Here is a question I ask my freshmen economics students:
I sometimes feel like the world wishes to live in a “Goldie-Locks Economy.” For example, I often hear complaints about interest rates that are too high (discrimination) AND also about interest rates that are too low (predatory lending); about gas prices that are too high (gouging) and about gas prices that are too low (luring). Is there a “right” price for anything? What do economists mean by the “right” price as opposed to what a Goldie-Locks thinks about it?
It would be too nice of me to suggest an answer to you right now, wouldn’t it? Why am I bringing this up? Because right here in my part of the world, our esteemed Senator Kristen Gillibrand is holding hearings to get to the bottom of the milk price crisis that Western New York dairy farmers are facing. Now I have no idea what the right price for milk should be, but it does seem to be a good deal right now (less than $2 per gallon) and I recall it being more expensive in recent years. One of the Senator’s concerns is that it appears that dairy farmers are being forced to sell their milk for prices below what it costs them to produce it.
Let that last sentence sink in just a little bit.
First of all, of no concern to the senator is that millions of New Yorkers, particularly poorer ones, benefit enormously from low milk prices, but who cares about us? Of more importance, what economic factors would lead to an equilibrium where milk producers are forced to sell their product for less than it cost them to produce it. And I would note to those who have taken price theory, that this is not just a short-run operational phenomenon. Since I know nothing, absolutely nothing, about the milk market I cannot say what is going on, but here are some possibilities (probably in order of importance):
- The good ol’ government has done it again.
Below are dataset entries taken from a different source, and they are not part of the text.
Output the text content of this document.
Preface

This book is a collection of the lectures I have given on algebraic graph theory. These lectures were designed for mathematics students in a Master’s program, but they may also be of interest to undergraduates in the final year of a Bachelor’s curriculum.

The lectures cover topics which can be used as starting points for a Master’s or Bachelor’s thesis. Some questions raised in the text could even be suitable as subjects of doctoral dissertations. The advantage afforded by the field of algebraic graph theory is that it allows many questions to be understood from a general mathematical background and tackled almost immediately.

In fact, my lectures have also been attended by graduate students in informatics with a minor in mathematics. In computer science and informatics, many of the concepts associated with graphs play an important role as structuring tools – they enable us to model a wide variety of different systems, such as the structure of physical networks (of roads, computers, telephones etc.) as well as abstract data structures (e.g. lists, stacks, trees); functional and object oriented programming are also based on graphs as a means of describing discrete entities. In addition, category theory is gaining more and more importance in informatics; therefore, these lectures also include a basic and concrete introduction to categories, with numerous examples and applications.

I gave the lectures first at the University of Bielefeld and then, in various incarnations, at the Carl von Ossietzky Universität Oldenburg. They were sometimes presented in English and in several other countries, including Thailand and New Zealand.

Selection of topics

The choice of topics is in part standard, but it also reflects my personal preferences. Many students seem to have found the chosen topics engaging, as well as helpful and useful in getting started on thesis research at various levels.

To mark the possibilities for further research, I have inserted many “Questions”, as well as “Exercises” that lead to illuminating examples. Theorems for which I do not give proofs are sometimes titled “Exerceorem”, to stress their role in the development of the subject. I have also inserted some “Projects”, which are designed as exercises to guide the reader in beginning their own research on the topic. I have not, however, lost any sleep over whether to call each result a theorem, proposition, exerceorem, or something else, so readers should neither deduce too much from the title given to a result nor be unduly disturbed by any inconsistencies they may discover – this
Someone is getting a guaranteed low price, or someone is getting subsidized, or some dairy land is being taxed differently, or producers of milk products have some strong voices in Albany and DC, … it is completely inconceivable to me that the USDA or some other state agency does not have their hands all over the milk industry.
- Other states practice beggar-thy-neighbor policies in regard to protecting their own daiy industries, and these policies have been becoming more honerous over the past couple of years.
- Greedy evil consumers have banded together and refused to buy any milk at all when the price exceeds $2. We are exploiting the weak and vulnerable dairy farmers.
- While dairy farmers are making cash flow losses, the value of their farms has been increasing (like some sports teams) for some reason – thereby making them remain in business, even while operating at an annual net loss. This is hard to believe given the real estate crisis … but then again, there are things called ethanol, and oil and gas leases on farms, and wind leases on farms (there seems to be one of these on a farm off of I-81 between Syracuse and Binghamton) …
This list could go on … I’d love to ask one question. What is an appropriate price for milk? It is a question similar to what I would like to ask an Earth Scientist, “what is the right temperature?”
Some complementary information..
January NYT article on declining milk prices…
http://www.nytimes.com/2009/01/02/business/02dairy.html?pagewanted=all
U. of Wisconsin graphs on dairy marketing and risk management…
http://future.aae.wisc.edu/annual_values_graph.php?pid=10&area=US&period=recent
http://future.aae.wisc.edu/annual_values_graph.php?pid=10&area=New%20York&period=recent
GREAT post. This bothers me all the time.
If you charge too much, you’re “gouging.”
If you charge too little, it’s “predatory.”
If you charge the same as everyone else, it’s “collusion.”